Lam puts it simply in a chapter on the Liberal Democratic Party's urban political machine: "The relative weakness of the Greens in metropolitan Japan is due in part to the ability of the Old Politics parties to attract substantial voter support."
Another obstacle is NET's narrow platform and limited organizational base. On election day, NET can count on co-op members, but "NET's appeal is limited by the difficulty in attracting urban residents who are not beneficiaries of the co-op's goods and services," notes Lam. This problem is symptomatic of such parties around the world. "The inability to cast their social nets wider and further to pull in more diverse supporters contributes to the marginal position of the Greens in Western Europe and especially Japan."

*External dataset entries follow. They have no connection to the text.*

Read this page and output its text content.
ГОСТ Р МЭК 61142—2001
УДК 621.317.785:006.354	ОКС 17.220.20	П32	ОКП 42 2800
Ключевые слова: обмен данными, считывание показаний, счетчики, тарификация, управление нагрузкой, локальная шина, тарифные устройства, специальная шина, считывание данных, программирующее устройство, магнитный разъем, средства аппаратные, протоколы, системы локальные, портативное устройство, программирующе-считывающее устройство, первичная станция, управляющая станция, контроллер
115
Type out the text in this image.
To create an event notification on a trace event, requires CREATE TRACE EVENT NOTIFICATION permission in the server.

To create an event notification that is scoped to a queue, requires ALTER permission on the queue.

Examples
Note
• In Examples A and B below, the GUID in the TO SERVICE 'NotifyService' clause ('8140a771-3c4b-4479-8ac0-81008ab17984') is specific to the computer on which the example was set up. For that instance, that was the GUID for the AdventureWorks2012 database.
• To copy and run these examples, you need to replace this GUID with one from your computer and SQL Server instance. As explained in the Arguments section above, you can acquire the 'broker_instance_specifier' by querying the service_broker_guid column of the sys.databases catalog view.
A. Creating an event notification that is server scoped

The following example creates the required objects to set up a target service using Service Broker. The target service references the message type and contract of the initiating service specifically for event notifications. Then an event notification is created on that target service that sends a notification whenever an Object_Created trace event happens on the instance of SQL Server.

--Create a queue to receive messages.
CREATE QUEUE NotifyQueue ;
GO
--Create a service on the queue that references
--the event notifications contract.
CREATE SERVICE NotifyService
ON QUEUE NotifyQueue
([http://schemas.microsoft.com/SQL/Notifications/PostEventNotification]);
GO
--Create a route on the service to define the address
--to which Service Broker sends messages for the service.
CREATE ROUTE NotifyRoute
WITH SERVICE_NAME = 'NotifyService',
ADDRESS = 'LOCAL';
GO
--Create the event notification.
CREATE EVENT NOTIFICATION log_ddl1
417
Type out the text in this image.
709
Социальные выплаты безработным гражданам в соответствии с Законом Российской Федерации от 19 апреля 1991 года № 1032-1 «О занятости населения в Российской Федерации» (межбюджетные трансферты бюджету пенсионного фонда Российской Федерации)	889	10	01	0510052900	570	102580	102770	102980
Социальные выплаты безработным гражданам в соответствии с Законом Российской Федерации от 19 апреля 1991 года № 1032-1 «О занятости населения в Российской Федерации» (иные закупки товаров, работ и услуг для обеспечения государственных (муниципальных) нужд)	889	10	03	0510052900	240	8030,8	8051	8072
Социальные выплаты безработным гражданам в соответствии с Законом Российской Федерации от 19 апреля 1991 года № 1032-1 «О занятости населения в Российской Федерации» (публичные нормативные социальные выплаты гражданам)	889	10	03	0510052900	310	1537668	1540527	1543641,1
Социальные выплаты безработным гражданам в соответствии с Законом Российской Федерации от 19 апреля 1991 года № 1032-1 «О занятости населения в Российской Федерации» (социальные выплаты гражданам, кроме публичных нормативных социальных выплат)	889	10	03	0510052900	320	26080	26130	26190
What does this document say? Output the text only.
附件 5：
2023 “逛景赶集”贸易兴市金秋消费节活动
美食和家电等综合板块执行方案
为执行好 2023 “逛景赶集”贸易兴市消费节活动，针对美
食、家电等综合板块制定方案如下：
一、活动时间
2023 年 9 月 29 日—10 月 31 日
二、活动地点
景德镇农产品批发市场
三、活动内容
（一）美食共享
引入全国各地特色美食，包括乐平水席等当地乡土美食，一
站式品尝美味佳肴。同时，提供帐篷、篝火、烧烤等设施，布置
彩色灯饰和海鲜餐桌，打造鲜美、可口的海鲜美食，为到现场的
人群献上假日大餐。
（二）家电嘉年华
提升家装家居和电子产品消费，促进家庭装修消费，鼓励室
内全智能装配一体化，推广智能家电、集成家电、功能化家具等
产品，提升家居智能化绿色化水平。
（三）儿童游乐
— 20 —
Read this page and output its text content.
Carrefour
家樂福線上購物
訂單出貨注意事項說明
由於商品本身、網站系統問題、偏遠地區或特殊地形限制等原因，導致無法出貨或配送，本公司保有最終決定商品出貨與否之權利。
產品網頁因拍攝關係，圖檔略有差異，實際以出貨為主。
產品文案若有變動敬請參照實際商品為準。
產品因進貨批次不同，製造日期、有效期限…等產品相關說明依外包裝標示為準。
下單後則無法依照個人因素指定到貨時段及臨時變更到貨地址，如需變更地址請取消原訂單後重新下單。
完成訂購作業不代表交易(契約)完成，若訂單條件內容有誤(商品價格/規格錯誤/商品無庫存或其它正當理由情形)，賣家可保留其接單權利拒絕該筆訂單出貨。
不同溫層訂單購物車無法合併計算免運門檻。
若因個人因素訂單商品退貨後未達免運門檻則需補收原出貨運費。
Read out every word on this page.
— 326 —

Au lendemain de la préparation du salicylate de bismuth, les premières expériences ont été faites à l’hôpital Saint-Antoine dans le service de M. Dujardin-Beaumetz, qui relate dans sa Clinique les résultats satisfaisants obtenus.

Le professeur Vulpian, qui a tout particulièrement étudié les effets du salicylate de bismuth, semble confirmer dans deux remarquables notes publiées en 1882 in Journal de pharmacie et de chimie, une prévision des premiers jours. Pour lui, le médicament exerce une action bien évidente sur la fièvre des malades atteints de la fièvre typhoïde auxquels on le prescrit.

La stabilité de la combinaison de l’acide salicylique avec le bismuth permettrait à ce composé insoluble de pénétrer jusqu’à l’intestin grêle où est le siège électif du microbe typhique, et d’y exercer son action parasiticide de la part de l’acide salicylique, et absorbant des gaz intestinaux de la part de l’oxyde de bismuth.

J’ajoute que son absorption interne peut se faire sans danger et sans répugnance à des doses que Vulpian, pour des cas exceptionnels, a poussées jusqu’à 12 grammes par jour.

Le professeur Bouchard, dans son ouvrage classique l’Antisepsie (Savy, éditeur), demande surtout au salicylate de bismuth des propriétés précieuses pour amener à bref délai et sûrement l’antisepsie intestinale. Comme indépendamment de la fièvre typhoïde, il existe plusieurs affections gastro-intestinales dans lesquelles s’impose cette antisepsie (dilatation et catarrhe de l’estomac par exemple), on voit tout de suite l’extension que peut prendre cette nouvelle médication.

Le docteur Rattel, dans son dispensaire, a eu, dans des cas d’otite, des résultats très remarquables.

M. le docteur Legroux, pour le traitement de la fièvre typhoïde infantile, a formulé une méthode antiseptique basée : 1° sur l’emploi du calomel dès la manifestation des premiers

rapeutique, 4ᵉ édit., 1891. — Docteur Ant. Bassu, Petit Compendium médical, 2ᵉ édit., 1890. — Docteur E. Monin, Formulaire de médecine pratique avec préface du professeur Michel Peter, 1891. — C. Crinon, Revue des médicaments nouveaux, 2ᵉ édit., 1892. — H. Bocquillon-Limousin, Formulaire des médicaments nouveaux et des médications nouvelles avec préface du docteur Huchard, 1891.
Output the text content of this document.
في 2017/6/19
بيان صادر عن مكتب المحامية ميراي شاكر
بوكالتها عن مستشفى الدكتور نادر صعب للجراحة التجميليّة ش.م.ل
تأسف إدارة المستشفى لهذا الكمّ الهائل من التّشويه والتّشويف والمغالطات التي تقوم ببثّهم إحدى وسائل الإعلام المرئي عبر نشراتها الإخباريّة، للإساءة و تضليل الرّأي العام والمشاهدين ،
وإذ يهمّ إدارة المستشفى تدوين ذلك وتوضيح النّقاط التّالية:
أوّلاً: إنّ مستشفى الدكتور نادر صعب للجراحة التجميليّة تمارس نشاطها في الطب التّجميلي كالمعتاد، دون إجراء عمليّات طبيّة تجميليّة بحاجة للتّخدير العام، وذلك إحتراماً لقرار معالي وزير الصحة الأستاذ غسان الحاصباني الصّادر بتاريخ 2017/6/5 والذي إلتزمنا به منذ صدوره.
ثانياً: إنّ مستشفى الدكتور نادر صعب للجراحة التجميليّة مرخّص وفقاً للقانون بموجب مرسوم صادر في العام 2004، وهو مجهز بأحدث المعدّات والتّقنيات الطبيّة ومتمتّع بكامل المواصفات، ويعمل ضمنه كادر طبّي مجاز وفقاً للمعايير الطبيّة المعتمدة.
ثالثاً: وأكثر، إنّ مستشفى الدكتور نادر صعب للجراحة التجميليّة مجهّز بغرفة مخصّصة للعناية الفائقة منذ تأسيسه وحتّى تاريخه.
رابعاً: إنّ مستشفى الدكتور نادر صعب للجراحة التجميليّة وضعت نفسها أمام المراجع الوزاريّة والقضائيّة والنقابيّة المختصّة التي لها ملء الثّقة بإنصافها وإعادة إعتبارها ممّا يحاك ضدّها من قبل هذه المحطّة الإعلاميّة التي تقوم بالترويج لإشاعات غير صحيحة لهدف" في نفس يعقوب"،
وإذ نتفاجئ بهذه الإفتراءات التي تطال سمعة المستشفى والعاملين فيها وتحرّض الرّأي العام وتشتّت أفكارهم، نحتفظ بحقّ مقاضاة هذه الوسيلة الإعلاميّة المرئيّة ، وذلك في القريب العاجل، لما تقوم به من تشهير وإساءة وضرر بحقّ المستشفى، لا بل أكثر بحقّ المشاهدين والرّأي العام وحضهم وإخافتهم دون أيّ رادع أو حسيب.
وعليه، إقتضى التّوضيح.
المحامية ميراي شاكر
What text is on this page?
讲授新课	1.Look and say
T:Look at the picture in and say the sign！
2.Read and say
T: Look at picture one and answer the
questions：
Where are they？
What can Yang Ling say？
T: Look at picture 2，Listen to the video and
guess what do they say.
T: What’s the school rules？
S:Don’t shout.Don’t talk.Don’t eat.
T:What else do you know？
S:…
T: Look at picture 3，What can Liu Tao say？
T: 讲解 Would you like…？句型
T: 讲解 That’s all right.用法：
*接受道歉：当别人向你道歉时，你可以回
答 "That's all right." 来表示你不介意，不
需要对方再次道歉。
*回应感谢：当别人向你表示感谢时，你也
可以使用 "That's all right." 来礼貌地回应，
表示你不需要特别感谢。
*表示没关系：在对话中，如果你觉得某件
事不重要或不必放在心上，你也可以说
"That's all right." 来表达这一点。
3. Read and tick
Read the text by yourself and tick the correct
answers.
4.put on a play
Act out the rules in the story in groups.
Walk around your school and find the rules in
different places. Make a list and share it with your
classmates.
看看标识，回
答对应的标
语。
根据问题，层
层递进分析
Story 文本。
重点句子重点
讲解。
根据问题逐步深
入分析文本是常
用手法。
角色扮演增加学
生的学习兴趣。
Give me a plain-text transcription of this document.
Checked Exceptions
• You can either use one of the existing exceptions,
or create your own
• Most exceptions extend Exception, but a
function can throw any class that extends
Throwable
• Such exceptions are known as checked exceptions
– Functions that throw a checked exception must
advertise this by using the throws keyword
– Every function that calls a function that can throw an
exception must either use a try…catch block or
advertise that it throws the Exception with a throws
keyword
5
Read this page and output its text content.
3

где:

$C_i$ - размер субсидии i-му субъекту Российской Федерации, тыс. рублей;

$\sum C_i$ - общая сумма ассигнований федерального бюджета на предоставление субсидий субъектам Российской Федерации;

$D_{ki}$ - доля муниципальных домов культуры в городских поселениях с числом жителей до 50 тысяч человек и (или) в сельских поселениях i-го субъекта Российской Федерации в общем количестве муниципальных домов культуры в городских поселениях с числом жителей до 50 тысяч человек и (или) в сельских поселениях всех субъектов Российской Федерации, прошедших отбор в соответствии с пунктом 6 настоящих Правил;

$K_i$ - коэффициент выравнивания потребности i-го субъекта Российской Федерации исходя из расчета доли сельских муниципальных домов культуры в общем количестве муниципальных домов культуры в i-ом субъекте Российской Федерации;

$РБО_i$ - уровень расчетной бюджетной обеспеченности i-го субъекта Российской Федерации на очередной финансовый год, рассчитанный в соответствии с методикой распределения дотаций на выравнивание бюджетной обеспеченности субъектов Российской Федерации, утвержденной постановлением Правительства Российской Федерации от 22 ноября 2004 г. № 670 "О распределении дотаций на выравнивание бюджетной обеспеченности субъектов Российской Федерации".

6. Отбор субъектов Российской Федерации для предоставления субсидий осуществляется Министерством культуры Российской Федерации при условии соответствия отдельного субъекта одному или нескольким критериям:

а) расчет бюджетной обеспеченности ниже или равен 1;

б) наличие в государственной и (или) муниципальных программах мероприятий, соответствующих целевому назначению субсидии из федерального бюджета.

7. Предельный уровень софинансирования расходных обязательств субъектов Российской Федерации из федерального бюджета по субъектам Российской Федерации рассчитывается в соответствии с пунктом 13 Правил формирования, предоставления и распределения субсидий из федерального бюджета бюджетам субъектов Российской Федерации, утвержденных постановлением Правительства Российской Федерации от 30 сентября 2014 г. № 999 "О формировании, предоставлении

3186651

Times change. Values evolve. With materialism out and environmentalism in, the political environment could be ready for Green parties to grow and bloom -- if traditional parties and politicking don't nip them in the bud first.
The fact that NET has made inroads shows that there is a reservoir of disaffected voters. But whether they are numerous and vocal enough to usher in an era of Green parties seems doubtful at present. Readers looking for an expose and a more nuanced understanding of the state of and prospects for Green politics in this country will want to pick up this book.